Küllerine sonsuzluk bahşedilmiş bir çift kanat edinmen için yollarında pusu kurmuş beklemektedir aşk, kaçsan da şiirdir artık geri dönsen de...




-Bazen soğuk bir taşa alnını yaslayan "çocuk" oluveririz ya, benzemez hiç kimseye hikâyemiz...
Bazen sızarız kendi içimizden baharı da öteleyip hazanın en soluksuzuna...
Avutmaz en şekerinden bayram bile ve haylazlık sonrası nefes nefeseliğimiz...
Sadece göğümüzden bize göz kırpan yıldızlar ve yalnızlığımız...
Üşümek yazgımız olur ya, apansız...
İşte o zamanlarda "içimdeki çocuk" için bir düş kurar ve ona en sevdiği şarkıyı söylerim.

-Mevsimler dönecek biliyorum, güz renginin hayatı yorduğu uzun uzun geceler yarılacak bir bir. Soluğu kesilecek sevmelerin kimi gün ama umut pencere pervazlarında daha bir sağlam karşılayacak baharı...
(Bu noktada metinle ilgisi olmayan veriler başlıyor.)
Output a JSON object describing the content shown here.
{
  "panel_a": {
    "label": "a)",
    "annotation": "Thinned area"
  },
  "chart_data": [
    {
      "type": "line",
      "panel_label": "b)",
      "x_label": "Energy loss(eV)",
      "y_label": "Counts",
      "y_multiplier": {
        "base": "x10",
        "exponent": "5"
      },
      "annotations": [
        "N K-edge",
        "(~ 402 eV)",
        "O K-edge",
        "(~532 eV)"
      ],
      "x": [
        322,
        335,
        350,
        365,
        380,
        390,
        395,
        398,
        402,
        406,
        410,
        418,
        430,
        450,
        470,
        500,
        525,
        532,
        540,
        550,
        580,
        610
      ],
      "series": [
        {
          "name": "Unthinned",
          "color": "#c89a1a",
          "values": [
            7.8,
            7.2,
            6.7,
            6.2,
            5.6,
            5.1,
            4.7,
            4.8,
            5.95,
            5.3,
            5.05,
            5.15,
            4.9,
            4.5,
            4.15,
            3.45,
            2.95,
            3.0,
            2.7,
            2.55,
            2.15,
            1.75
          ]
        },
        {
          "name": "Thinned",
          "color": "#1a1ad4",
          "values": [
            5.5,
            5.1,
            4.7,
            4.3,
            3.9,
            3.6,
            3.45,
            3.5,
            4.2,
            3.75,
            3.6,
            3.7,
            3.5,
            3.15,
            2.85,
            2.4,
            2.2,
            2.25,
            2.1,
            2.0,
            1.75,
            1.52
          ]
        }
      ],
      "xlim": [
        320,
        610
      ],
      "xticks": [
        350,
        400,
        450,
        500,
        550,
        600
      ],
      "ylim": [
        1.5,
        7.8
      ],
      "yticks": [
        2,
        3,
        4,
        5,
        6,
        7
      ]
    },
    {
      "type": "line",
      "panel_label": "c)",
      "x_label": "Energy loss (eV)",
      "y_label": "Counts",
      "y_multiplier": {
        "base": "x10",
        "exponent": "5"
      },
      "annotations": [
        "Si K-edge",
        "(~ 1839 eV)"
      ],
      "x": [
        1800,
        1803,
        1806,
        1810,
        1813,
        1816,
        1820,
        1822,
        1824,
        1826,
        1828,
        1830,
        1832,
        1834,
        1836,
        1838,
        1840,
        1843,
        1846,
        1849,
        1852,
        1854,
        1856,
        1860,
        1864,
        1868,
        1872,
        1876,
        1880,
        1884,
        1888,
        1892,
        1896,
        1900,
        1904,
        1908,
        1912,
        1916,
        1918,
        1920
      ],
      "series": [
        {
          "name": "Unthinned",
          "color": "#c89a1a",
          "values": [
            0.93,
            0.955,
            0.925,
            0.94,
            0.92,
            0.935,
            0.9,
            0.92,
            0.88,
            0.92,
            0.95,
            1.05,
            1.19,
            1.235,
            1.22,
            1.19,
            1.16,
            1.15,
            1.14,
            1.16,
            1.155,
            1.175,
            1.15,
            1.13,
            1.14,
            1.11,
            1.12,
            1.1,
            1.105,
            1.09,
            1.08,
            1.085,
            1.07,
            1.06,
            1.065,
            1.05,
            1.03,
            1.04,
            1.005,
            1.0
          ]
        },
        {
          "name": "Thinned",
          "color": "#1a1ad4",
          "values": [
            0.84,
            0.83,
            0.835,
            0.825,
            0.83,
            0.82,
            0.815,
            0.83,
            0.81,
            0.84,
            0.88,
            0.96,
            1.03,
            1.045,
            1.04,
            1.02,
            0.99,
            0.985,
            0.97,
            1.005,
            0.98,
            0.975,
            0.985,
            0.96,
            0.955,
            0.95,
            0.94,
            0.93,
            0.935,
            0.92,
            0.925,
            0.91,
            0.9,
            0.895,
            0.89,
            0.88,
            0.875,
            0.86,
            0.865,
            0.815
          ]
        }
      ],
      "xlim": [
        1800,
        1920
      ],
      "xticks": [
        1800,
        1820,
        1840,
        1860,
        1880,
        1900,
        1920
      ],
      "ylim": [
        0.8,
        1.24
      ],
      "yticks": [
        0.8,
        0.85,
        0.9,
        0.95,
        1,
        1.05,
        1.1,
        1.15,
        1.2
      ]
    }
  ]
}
-"Kaybedenler"i yazmıştım bir zamanlar, kayıplıklarına övgüler yağdıranları... Dip edebiyatı yapıp da şişenin dibinde ömrü çürütmeyi marifet sayanları... Nerdeler şimdi? Bilmiyorum. Bazen ışık hızından az yavaş çarpıp dururum birilerine ve gölgede belli belirsiz bir iz kalır geriye. Sonra bir "amaaan" savururum ki, değmeyin keyfime...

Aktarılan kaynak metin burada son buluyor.